Google does not use demographic or geographic data with its Topics API currently, but Meta does use this data in its advertising. With the limitations in tracking features, especially due to Apple’s transparency feature, Meta is using modeled conversions—a machine learning tool based on aggregated anonymized data like unattributed website traffic to estimate how successful advertising efforts are—to inform advertisers about their efforts. Meta added these estimations to its 7-day click view for advertisers, which only showed data from users who opted into tracking for advertisers. 

We’ve talked a lot about Meta, Apple, and Google, but what about other big tech companies like Microsoft or Amazon? Amazon does not necessarily need to rely on third-party cookies because much of a consumer’s browsing habits and purchase history, like if you specifically buy coffee beans monthly, is within the platform in the form of first-party data. Unlike some of the others, the bread and butter of Microsoft is cloud computing services, not advertising. But back in July 2022, Microsoft agreed to an advertising partnership with Netflix. It will be interesting to see if the slow death of the third-party cookie will affect the quality of ads on Netflix and the quality of the viewing experience, especially with the disgruntling news of Netflix’s crackdown on password-sharing.

Sweeping The Trail Of Crumbs

While it is not yet time to see the efficacy of Facebook’s modeled conversion or Google’s topic-based API, advertisers do need to find new ways to maneuver around the third-party cookie, especially as large firms come under fire from data privacy advocates. Recent legislation like the update to the California Consumer Privacy Act or even talk about a nationwide data privacy act puts pressure on companies to reconsider how they disclose the data they collect from users. Apple’s ATT feature also forces advertisers to reconsider how they can reach consumers. 

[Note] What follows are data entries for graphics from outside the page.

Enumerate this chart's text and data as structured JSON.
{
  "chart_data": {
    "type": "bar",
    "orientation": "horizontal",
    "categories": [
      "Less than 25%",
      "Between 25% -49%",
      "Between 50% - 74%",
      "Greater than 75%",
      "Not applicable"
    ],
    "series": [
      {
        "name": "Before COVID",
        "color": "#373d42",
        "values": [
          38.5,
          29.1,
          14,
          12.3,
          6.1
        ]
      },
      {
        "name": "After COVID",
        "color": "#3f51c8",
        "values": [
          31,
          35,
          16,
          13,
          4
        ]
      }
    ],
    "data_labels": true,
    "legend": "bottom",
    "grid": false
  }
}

Because of these hits, we see new techniques like federated machine learning or modeled conversions as potential ways to target marketing without tracking consumer data directly, but it has not yet been long enough to know if these techniques will be a success. The cookie will crumble, but it seems that advertisers have yet to find a clear-cut recipe to replace it. All we know is that where the cookie will go and what will replace it is important to our privacy rights as consumers.